John Lennon final hours.

John Lennon’s final hours

John Lennon final hours.

Photo: John Lennon signs autograph for Mark David Chapman just hours before the shooting.


STROLLED THE CITY WITHOUT A BODYGUARD

Monday, December 8, 1980 began early for John Lennon and Yoko Ono, writes Michael Kaplan in the New York Post.

Excerpt

They ate breakfast at their usual table in their favorite neighborhood restaurant, Café La Fortuna. It was a modest spot, known for Italian pastries. After John’s death, the table was placed in the window as a memento mori.

Morning meal completed, John Lennon slipped out for a haircut. Enjoying the city, he strolled without a bodyguard.

He returned home with his locks styled in the combed-back manner of a Teddy boy, throwing back to his 1950s youth in Liverpool.

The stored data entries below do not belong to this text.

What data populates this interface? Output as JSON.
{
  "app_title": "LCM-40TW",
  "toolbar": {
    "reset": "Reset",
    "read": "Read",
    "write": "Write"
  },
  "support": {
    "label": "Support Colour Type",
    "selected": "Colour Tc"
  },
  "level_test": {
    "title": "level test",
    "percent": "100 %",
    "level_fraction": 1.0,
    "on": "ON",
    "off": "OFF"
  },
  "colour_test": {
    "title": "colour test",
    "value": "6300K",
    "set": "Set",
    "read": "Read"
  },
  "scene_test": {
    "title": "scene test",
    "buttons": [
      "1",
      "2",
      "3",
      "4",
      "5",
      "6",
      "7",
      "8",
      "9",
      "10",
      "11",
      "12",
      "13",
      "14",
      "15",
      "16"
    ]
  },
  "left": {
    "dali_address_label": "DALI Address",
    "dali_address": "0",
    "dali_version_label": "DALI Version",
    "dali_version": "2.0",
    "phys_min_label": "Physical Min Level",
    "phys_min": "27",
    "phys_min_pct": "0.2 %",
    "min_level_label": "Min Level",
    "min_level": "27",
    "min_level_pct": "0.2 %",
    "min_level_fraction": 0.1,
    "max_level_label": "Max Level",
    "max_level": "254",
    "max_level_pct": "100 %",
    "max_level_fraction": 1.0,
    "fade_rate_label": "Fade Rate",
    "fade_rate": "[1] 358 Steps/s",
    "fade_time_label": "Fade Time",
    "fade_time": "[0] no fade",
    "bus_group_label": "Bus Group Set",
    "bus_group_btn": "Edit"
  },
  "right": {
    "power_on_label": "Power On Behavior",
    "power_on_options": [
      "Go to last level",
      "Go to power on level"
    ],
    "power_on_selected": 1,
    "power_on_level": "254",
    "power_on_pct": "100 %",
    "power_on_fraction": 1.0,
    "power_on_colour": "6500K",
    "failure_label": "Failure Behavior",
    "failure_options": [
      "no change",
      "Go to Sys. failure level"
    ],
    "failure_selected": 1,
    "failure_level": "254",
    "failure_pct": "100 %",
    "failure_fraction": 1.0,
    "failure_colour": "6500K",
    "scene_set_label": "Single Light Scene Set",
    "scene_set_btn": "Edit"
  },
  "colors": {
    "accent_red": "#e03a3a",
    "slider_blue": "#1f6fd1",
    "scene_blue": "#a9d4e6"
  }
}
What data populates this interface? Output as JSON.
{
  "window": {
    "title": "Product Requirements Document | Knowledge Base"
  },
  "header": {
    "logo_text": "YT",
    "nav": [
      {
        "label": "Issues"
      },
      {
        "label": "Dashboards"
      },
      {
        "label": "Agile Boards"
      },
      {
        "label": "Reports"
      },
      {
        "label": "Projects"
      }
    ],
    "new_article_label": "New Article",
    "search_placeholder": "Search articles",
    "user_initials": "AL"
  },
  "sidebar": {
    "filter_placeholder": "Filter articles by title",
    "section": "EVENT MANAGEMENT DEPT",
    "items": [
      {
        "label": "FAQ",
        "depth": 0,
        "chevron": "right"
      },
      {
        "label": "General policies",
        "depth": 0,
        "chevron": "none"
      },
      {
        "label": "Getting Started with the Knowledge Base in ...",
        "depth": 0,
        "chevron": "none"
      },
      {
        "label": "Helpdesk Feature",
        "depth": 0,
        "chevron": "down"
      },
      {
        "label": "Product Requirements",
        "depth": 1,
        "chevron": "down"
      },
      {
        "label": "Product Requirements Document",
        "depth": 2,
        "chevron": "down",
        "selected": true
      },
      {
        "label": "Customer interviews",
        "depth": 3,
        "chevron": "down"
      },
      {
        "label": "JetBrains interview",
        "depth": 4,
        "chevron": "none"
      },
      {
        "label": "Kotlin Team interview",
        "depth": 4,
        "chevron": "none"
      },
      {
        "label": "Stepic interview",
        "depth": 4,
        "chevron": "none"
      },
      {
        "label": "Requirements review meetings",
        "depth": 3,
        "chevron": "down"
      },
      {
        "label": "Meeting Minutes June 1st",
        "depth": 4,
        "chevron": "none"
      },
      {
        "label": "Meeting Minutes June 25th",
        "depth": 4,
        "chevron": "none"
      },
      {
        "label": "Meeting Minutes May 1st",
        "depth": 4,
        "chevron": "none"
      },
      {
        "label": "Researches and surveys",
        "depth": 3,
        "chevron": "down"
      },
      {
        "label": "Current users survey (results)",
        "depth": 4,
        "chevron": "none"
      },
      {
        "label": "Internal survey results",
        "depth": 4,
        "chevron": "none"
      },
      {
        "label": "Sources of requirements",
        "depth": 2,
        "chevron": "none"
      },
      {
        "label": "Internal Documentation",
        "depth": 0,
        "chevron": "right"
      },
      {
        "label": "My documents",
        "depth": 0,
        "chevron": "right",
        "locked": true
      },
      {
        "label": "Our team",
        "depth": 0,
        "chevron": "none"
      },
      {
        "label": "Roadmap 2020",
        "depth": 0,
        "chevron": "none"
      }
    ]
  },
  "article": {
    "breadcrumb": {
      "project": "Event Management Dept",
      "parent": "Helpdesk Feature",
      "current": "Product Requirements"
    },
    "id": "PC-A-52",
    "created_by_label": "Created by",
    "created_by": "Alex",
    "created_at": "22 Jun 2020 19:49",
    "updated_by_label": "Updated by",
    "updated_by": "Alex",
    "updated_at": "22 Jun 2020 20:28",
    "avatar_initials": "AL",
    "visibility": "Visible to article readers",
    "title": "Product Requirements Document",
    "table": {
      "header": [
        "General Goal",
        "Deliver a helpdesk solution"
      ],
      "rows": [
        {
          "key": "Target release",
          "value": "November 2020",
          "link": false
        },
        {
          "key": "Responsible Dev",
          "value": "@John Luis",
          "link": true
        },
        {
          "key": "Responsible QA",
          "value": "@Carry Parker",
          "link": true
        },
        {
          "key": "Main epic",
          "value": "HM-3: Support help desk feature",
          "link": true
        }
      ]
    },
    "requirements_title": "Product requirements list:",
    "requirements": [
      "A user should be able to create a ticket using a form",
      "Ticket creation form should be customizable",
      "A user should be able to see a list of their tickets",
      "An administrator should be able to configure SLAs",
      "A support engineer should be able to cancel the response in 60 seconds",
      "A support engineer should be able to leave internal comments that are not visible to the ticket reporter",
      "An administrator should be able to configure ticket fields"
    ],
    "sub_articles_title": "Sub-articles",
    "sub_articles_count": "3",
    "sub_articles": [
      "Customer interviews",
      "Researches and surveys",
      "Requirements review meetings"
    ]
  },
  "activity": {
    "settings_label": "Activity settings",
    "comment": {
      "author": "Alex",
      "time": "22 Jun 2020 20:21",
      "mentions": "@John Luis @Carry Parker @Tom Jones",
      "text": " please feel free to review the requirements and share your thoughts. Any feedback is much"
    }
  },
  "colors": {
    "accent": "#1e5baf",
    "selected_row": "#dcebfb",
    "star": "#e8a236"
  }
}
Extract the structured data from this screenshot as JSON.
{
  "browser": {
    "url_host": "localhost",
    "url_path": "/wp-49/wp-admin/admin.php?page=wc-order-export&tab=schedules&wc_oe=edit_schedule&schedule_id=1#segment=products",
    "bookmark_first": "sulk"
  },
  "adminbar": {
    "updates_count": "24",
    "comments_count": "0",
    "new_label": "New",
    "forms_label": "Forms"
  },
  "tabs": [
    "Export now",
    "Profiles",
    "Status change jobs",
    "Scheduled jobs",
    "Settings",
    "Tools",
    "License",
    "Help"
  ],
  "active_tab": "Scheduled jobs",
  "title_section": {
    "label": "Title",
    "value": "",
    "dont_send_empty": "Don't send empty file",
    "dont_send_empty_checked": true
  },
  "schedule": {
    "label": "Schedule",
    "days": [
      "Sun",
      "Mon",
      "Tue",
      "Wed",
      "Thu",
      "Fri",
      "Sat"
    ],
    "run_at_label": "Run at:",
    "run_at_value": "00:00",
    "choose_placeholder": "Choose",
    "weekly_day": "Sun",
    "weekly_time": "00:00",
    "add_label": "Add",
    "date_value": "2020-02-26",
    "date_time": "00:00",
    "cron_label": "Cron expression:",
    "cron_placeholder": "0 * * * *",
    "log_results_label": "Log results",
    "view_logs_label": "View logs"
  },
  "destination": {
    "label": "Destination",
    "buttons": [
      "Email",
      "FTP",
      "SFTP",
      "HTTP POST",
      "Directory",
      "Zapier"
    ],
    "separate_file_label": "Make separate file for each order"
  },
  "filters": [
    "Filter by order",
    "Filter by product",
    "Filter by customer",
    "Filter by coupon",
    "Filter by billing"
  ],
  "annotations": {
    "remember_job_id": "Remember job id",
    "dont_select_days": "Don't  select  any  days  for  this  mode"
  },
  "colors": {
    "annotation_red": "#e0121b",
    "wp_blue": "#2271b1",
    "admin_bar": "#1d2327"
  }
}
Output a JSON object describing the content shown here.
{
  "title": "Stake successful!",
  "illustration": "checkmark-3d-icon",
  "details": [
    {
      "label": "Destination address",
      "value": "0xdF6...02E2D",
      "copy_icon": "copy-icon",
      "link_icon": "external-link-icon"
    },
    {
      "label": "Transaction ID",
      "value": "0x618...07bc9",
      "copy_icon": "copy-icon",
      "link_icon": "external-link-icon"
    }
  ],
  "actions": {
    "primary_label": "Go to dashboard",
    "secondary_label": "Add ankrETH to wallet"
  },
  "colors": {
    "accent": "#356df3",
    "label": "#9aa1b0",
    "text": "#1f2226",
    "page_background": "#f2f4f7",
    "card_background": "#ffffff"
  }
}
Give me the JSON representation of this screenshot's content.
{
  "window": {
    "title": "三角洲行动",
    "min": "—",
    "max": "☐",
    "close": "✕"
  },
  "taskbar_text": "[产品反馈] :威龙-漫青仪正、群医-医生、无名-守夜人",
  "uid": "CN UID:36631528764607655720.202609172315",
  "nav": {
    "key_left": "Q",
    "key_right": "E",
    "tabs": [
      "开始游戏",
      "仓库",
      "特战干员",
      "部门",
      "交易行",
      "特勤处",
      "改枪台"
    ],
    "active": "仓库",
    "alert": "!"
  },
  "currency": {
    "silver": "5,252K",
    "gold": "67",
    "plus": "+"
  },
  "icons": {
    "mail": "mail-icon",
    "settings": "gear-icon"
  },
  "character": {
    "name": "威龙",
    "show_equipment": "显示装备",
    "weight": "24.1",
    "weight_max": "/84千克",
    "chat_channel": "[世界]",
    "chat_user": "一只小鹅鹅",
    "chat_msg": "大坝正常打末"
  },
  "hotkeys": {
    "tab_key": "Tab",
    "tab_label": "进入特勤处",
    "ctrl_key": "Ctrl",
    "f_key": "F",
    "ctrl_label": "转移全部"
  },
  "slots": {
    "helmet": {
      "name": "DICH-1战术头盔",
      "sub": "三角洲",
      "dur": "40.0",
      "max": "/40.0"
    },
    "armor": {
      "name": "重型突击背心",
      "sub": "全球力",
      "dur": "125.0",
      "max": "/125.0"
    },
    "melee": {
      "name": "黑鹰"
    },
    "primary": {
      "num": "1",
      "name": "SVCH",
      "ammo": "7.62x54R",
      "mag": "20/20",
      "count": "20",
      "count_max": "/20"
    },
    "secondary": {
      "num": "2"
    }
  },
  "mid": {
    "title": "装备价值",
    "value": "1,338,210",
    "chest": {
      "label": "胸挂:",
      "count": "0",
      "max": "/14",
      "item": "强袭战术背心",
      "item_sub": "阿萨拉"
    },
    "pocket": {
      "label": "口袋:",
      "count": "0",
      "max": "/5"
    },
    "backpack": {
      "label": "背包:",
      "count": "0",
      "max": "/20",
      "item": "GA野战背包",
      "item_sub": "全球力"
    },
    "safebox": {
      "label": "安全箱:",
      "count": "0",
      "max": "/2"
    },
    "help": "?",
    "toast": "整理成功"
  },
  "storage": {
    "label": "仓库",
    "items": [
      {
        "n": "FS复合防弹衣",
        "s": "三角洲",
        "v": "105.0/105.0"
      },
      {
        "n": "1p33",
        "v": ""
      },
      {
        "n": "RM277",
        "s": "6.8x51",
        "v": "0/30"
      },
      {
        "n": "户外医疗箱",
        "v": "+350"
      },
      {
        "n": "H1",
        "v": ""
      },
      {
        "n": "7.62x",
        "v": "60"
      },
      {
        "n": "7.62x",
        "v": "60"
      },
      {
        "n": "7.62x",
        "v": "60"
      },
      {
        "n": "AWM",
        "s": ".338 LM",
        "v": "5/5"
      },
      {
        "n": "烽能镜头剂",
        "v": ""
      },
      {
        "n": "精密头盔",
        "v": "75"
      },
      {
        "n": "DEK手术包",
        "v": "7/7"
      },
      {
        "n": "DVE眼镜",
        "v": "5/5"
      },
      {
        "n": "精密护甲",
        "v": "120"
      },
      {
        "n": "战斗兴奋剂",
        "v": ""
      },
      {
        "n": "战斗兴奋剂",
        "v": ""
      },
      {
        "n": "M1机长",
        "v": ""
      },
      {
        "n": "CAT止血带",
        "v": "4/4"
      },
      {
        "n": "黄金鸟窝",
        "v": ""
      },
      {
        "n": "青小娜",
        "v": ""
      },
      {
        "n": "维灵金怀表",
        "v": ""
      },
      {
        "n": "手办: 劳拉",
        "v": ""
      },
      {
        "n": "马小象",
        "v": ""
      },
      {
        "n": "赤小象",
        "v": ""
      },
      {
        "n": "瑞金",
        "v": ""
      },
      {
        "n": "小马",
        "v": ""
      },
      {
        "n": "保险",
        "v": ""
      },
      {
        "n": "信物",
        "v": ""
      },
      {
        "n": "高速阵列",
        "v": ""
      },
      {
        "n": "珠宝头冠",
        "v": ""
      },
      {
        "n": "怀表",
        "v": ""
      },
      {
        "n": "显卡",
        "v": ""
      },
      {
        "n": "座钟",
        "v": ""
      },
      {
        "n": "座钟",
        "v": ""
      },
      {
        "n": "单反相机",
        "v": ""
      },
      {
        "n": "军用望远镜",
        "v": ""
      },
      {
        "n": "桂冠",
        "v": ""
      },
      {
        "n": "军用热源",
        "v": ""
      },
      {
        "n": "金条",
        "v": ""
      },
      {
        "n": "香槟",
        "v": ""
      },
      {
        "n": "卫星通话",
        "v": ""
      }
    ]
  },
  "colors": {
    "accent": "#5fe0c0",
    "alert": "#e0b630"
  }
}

Annie Leibovitz, Rolling Stone’s chief photographer, arrived for a cover shoot.

John Lennon final hours.

HEAVYSET MAN IN AN OVERCOAT

After Leibovitz left, John and Yoko met with radio host Dave Sholin and producer Laurie Kaye for a free-flowing interview in The Dakota apartment.

Some 90 minutes later, they all headed downstairs.

A small crowd waited outside, hoping to snag autographs. A heavyset young man in an overcoat stood among them, waving a copy of ‘Double Fantasy’ [John and Yoko’s album that had been released in October]. Accommodatingly, the singer wrote, ‘John Lennon, 1980.’

“Is that all?” John asked. “Do you want anything else?”

The man shook his head no. In the midst of this, a photo was snapped by Paul Goresh — an amateur lenser. The image captured John Lennon inches away from his assassin Mark David Chapman.

JOHN DECIDES TO HEAD HOME

John Lennon and Yoko then headed off in a car to the Record Plant for a final listen of their new song. They signed off on the recording.

“John was happy that it was going to be Yoko’s single instead of his single,” recalled Sam Ginsberg, an engineer at the Record Plant. “We just finished mixing that song and they left. The one thing that stuck in my mind was John saying, ‘I’m hungry. Should we stop at Wolf’s for a hamburger?’”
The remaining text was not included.